I followed Mark's directions for baking, but I used a large cast iron skillet (preheated with the oven) instead of a baking sheet or pizza pan. I used my own method of stretching the dough to make two thin-crust "personal" pizzas.  The result?  As you can see from the pictures below, great-looking pizza, and you will have to take my word for it that it was just as delicious!  Bravo, Mark!

I used a squeeze-bottle to apply the cheesey sauce over the tomato sauce, avoiding  "blobs" or having the two sauces run into eachother.
I added some thin slices of fresh basil from a pot on my deck, and then topped it off with the juicy oven-roasted bell peppers and mushrooms (you can roast the veggies while the oven is preheating):

 Baking the pizza in a large cast iron skillet, transferring the pizza using baking parchment:

The result!



Anonymous said...

oooh that looks incredible! i love the cheeze swirl! :)

radioactivegan said...

That pizza looks really delicious!
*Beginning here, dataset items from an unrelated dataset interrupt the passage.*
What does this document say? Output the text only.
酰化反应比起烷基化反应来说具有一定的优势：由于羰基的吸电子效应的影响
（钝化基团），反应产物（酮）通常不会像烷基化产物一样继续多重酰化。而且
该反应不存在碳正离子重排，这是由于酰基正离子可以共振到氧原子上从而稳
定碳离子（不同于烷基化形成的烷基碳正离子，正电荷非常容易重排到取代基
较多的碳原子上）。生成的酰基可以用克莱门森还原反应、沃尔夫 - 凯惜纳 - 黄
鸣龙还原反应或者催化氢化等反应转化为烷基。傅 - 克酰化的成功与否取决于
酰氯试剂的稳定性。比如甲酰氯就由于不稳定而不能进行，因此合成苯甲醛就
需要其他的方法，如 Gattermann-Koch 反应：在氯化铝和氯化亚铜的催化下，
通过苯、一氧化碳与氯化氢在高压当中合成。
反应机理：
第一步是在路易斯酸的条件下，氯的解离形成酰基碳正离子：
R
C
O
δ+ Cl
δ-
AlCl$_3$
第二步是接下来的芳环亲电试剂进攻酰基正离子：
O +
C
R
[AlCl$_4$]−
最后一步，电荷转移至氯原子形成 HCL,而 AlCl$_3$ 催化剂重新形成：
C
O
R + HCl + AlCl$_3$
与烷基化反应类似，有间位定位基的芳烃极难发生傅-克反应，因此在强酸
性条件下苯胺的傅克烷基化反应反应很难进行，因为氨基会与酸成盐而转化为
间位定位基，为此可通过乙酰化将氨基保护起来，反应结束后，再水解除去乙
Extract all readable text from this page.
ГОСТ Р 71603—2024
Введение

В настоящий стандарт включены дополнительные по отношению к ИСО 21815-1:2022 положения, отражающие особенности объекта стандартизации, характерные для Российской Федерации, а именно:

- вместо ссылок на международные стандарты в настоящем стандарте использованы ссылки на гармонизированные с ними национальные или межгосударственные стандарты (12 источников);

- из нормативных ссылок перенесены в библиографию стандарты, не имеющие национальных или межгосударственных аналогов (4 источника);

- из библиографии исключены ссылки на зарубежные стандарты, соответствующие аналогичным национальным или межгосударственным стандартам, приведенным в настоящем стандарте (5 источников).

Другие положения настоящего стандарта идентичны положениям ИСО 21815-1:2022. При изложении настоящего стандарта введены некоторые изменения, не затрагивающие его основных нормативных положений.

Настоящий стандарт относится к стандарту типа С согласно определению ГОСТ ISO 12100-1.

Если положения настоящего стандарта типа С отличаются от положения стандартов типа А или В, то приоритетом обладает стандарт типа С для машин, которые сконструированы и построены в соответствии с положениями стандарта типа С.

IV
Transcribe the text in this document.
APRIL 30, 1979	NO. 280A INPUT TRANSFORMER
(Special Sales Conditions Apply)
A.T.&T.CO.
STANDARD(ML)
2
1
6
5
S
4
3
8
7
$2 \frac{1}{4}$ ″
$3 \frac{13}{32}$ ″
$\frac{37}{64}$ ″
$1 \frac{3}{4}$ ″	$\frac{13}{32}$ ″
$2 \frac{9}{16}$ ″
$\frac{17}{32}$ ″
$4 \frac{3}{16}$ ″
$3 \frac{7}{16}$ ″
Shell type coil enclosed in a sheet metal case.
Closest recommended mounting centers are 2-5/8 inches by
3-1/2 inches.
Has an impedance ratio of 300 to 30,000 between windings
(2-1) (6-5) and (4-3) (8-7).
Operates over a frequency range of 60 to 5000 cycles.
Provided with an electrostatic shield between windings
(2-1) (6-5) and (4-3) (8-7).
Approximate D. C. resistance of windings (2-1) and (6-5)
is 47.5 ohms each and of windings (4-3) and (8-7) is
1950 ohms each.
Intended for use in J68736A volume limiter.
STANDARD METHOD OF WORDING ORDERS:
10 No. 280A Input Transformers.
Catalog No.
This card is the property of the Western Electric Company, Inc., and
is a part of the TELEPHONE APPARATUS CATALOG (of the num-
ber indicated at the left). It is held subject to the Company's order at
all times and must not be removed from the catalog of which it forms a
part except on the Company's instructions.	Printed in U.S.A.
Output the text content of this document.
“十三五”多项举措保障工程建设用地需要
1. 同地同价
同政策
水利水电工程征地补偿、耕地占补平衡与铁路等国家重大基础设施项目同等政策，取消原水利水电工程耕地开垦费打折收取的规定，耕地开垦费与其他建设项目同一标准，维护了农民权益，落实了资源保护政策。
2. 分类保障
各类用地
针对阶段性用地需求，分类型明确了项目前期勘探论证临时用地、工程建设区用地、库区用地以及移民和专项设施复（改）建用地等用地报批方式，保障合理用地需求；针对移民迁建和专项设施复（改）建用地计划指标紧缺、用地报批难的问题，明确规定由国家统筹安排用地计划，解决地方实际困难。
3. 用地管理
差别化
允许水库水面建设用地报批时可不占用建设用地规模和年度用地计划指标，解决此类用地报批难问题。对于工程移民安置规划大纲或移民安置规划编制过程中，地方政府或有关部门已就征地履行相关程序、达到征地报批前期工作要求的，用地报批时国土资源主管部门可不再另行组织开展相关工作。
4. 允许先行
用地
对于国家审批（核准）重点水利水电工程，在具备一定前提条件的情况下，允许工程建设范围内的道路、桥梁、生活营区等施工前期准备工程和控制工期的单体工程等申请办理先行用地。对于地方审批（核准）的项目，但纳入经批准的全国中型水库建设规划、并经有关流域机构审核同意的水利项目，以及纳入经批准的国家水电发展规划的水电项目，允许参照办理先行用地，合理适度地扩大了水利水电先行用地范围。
I wish I hadn't already had dinner :)

Anonymous said...

I love this book and have made several of Mark's recipes to great effect. Nice review

Southern Purple Veggie said...

This looks delicious!

Betsy DiJulio said...

You had me at the description of all of the different kinds of "cheese" sauces! I thought I was pretty well versed in vegan cheese sauces, but grain-based? Who knew? Thanks for enlightening and inspiring me!